An intruder penetrated security at the Indian parliament on Wednesday, leaping from the visitor’s gallery into the area reserved for lawmakers, where he shouted slogans and detonated a smoke canister hidden in his shoe before he was taken into custody.
“It all happened in half a minute or one minute,” said Rajendra Agarwal, a lawmaker from the governing Bharatiya Janata Party (BJP). “There is no doubt it was a major security lapse.”
Agarwal said he saw a second person attempting to jump from the visitor’s gallery into the reserved area, suggesting an organized demonstration or attack was in progress.
“Suddenly, two young men around 20 years old jumped into the House from the visitor’s gallery and had canisters in their hand[s]. These canisters were emitting yellow smoke. One of them was attempting to run towards the Speaker’s chair,” said Member of Parliament (MP) Karti Chidambaram.
Four people were ultimately placed under arrest, including the young man with the smoke bomb. Two suspects were demonstrating outside the parliament building while the security breach was in progress, waving similar smoke canisters.
Several members of parliament wondered how such a “serious security lapse” could occur and said they were relieved the intruder was armed with nothing worse than a smoke bomb.
The Indian parliament moved into its new, ultra-modern, and supposedly high-security headquarters in May. Among its security features is a three-level defense system that keeps a parliamentary security team inside the building while paramilitary forces and the Delhi Police protect the exterior.
Video of the incident showed members of the Lok Sabha, the lower house of the Indian parliament, quickly surrounding the intruder and preventing him from escaping:
The incident occurred on the twenty-second anniversary of a deadly terrorist attack on the Lok Sabha.
The 2001 attack was perpetrated by Pakistani-based terrorist group Lashkar-e-Taiba, which seeks to drive India out of the disputed Jammu and Kashmir provinces. On that grievous occasion, the intruders were armed with Kalashnikov rifles, grenades, and a suicide bomb. They managed to kill six security guards and a gardener and wound 18 other people before security forces killed them.
The new parliamentary building was ostensibly designed to prevent another attack like the 2001 terrorist assault, but many observers noted that the intruders on Tuesday seemed to be making a deliberate mockery of parliamentary security.
“It was a terrible experience. Nobody could guess what was their target and why were they doing this. We all left the House immediately, but it was a security lapse,” said MP Sudip Bandyopadhyay.

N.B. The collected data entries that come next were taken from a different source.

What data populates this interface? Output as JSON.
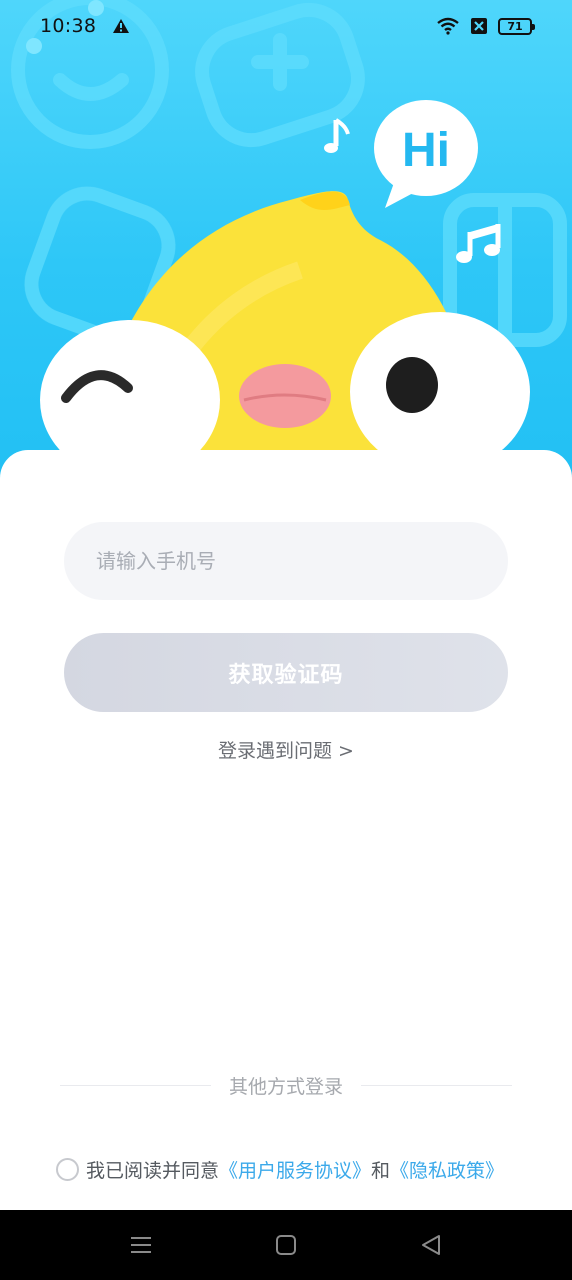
{
  "status_bar": {
    "time": "10:38",
    "battery": "71",
    "icons": [
      "warning-icon",
      "wifi-icon",
      "no-sim-icon",
      "battery-icon"
    ]
  },
  "login": {
    "phone_placeholder": "请输入手机号",
    "get_code_label": "获取验证码",
    "help_link": "登录遇到问题 >",
    "other_login_label": "其他方式登录"
  },
  "agreement": {
    "prefix": "我已阅读并同意",
    "terms_link": "《用户服务协议》",
    "conjunction": "和",
    "privacy_link": "《隐私政策》"
  },
  "hero": {
    "bubble_text": "Hi"
  },
  "nav_bar": {
    "icons": [
      "menu-icon",
      "home-icon",
      "back-icon"
    ]
  },
  "colors": {
    "sky": "#2ec7f7",
    "mascot_yellow": "#fbe23a",
    "button_disabled": "#d4d7e1",
    "link": "#3ba9ea"
  }
}
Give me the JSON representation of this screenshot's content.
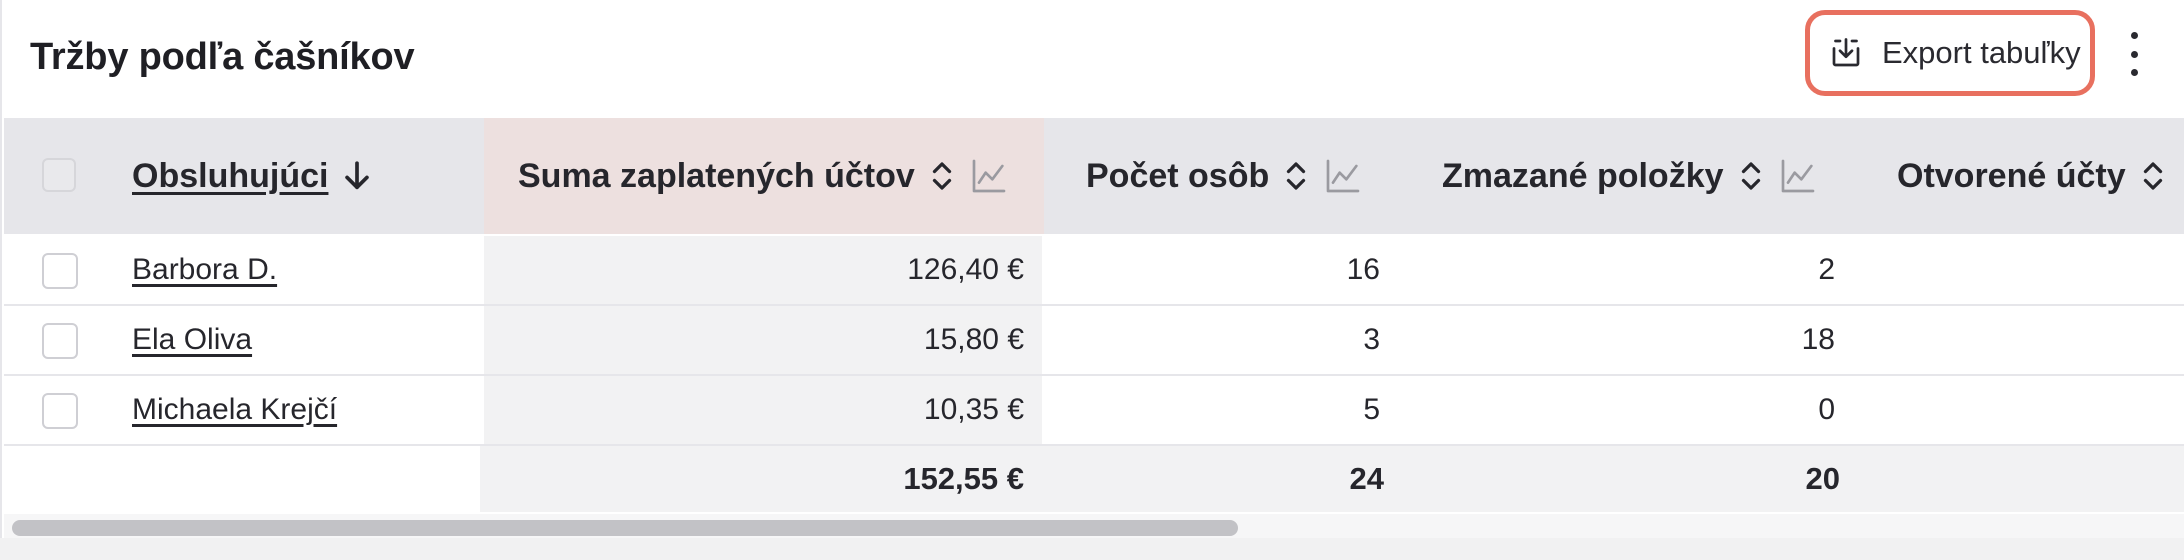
{
  "header": {
    "title": "Tržby podľa čašníkov",
    "export_label": "Export tabuľky"
  },
  "table": {
    "columns": [
      {
        "label": "Obsluhujúci",
        "sort": "desc",
        "chart": false
      },
      {
        "label": "Suma zaplatených účtov",
        "sort": "both",
        "chart": true,
        "active": true
      },
      {
        "label": "Počet osôb",
        "sort": "both",
        "chart": true
      },
      {
        "label": "Zmazané položky",
        "sort": "both",
        "chart": true
      },
      {
        "label": "Otvorené účty",
        "sort": "both",
        "chart": false
      }
    ],
    "rows": [
      {
        "name": "Barbora D.",
        "sum": "126,40 €",
        "persons": "16",
        "deleted": "2"
      },
      {
        "name": "Ela Oliva",
        "sum": "15,80 €",
        "persons": "3",
        "deleted": "18"
      },
      {
        "name": "Michaela Krejčí",
        "sum": "10,35 €",
        "persons": "5",
        "deleted": "0"
      }
    ],
    "totals": {
      "sum": "152,55 €",
      "persons": "24",
      "deleted": "20"
    }
  },
  "icons": {
    "export": "download-icon",
    "menu": "kebab-menu-icon",
    "sort_desc": "arrow-down-icon",
    "sort_both": "sort-up-down-icon",
    "chart": "line-chart-icon"
  },
  "colors": {
    "accent_outline": "#e8705f",
    "header_bg": "#e6e6ea",
    "active_header_bg": "#ede0df"
  }
}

The Times of India (TOI) reported late Wednesday morning that the number of suspects detained by police had risen to six. The man who leaped into the lawmaker’s area was identified as Amol Shinde, reportedly a failed candidate for the police force. Another of the detainees, a woman named Neelam Verma, was described by TOI as a “revolutionary” who participated in the massive farming protests of 2020-2021.
Police sources said the six suspects have known each other for years. They allegedly collaborated on social media for several days to plan their intrusion into the Lok Sabha. The original plan was for all six to enter the building, but only four could obtain visitor passes.